You can discuss continuing treatment.
After your participation has ended, you and your doctor/researcher should work together to determine the best next steps in your care. Sometimes studies are designed to provide access to the study medication for longer periods after the study is over. However, this is the exception, not the rule, so please discuss it with your study doctor.
The trial might move forward and might not.
What happens after the trial results are analysed depends on the phase of the trial. After a Phase 1 or 2 trial the results will tell the researchers whether to move on to the next phase or to stop testing because the drug was unsafe or ineffective. When a Phase 3 trial is complete, the researchers examine the data and decide whether the results have medical importance. In any case, the researchers will carefully and extensively examine any information collected during the trial and then will conclude about the meaning of the findings and any further actions.
The drug can become approved for use.
Once a new drug or treatment has been proven safe and effective during all three phases, it may become approved for use. To do so, researchers need to submit the research results to authorities (like the FDA in the USA or the EMA in the European Union) in order for them to agree to make the drug available for patients. But not all experimental drugs or treatments will be approved.
The results may be published in a peer-reviewed article.
Most of the time results from clinical trials are published in peer-reviewed scientific journals. A peer review process is a structured process where experts review the report of the results before it is published to ensure that the process, the analysis and conclusions are of good quality.

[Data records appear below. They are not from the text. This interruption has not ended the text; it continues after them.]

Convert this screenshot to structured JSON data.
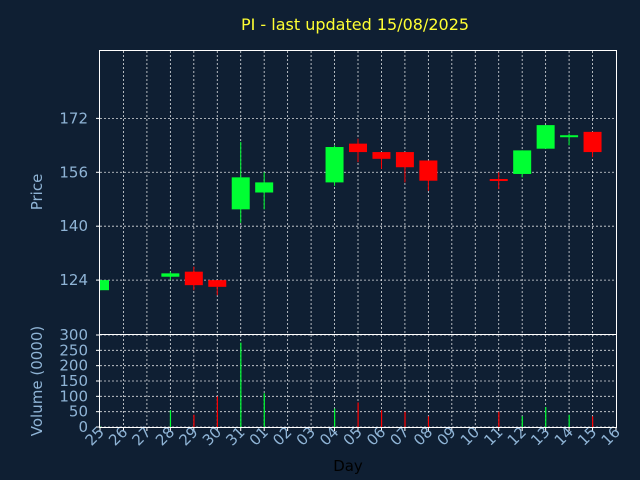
{
  "title": "PI - last updated 15/08/2025",
  "colors": {
    "background": "#0f1f33",
    "up": "#00ff33",
    "down": "#ff0000",
    "title": "#ffff33",
    "axis_text": "#8fb4d6"
  },
  "chart_data": [
    {
      "type": "candlestick",
      "title": "PI - last updated 15/08/2025",
      "ylabel": "Price",
      "ylim": [
        108,
        192
      ],
      "yticks": [
        124,
        140,
        156,
        172
      ],
      "grid": true,
      "categories": [
        "25",
        "26",
        "27",
        "28",
        "29",
        "30",
        "31",
        "01",
        "02",
        "03",
        "04",
        "05",
        "06",
        "07",
        "08",
        "09",
        "10",
        "11",
        "12",
        "13",
        "14",
        "15",
        "16"
      ],
      "candles": [
        {
          "day": "25",
          "open": 121,
          "high": 124,
          "low": 121,
          "close": 124
        },
        {
          "day": "28",
          "open": 125,
          "high": 126.5,
          "low": 124,
          "close": 126
        },
        {
          "day": "29",
          "open": 126.5,
          "high": 128,
          "low": 121,
          "close": 122.5
        },
        {
          "day": "30",
          "open": 124,
          "high": 124,
          "low": 119.5,
          "close": 122
        },
        {
          "day": "31",
          "open": 145,
          "high": 165,
          "low": 141,
          "close": 154.5
        },
        {
          "day": "01",
          "open": 150,
          "high": 156,
          "low": 145,
          "close": 153
        },
        {
          "day": "04",
          "open": 153,
          "high": 164,
          "low": 152,
          "close": 163.5
        },
        {
          "day": "05",
          "open": 164.5,
          "high": 166,
          "low": 159,
          "close": 162
        },
        {
          "day": "06",
          "open": 162,
          "high": 162,
          "low": 157,
          "close": 160
        },
        {
          "day": "07",
          "open": 162,
          "high": 162,
          "low": 153,
          "close": 157.5
        },
        {
          "day": "08",
          "open": 159.5,
          "high": 159.5,
          "low": 150.5,
          "close": 153.5
        },
        {
          "day": "11",
          "open": 154,
          "high": 156,
          "low": 151,
          "close": 153.5
        },
        {
          "day": "12",
          "open": 155.5,
          "high": 162.5,
          "low": 154.5,
          "close": 162.5
        },
        {
          "day": "13",
          "open": 163,
          "high": 170,
          "low": 163,
          "close": 170
        },
        {
          "day": "14",
          "open": 166.5,
          "high": 167.5,
          "low": 164,
          "close": 167
        },
        {
          "day": "15",
          "open": 168,
          "high": 168,
          "low": 160.5,
          "close": 162
        }
      ]
    },
    {
      "type": "bar",
      "xlabel": "Day",
      "ylabel": "Volume (0000)",
      "ylim": [
        0,
        300
      ],
      "yticks": [
        0,
        50,
        100,
        150,
        200,
        250,
        300
      ],
      "grid": true,
      "bars": [
        {
          "day": "25",
          "value": 2,
          "dir": "up"
        },
        {
          "day": "28",
          "value": 55,
          "dir": "up"
        },
        {
          "day": "29",
          "value": 40,
          "dir": "down"
        },
        {
          "day": "30",
          "value": 100,
          "dir": "down"
        },
        {
          "day": "31",
          "value": 275,
          "dir": "up"
        },
        {
          "day": "01",
          "value": 110,
          "dir": "up"
        },
        {
          "day": "04",
          "value": 60,
          "dir": "up"
        },
        {
          "day": "05",
          "value": 80,
          "dir": "down"
        },
        {
          "day": "06",
          "value": 55,
          "dir": "down"
        },
        {
          "day": "07",
          "value": 50,
          "dir": "down"
        },
        {
          "day": "08",
          "value": 35,
          "dir": "down"
        },
        {
          "day": "11",
          "value": 50,
          "dir": "down"
        },
        {
          "day": "12",
          "value": 35,
          "dir": "up"
        },
        {
          "day": "13",
          "value": 65,
          "dir": "up"
        },
        {
          "day": "14",
          "value": 40,
          "dir": "up"
        },
        {
          "day": "15",
          "value": 35,
          "dir": "down"
        }
      ]
    }
  ]
}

In any case, participants can ask the research team members if the study results have been or will be published.
You may be able to access results of the research.
Obtaining the results of your trial will depend upon both the company responsible for the research and the site where it was conducted. The majority of companies are working on the best way to provide the results in a manner and timeframe that is meaningful and responsible. You may also access trial results on www.clinicaltrials.gov. Published study results are also available by searching for the study's official name or Protocol ID number in the US National Library of Medicine's PubMed® database.
Keep in mind that trial results can take some time to be available. Though you may have completed your participation in a clinical trial, the same trial may still be ongoing for the other volunteers in that study. And while some trials are completed in a week, other trials take several years.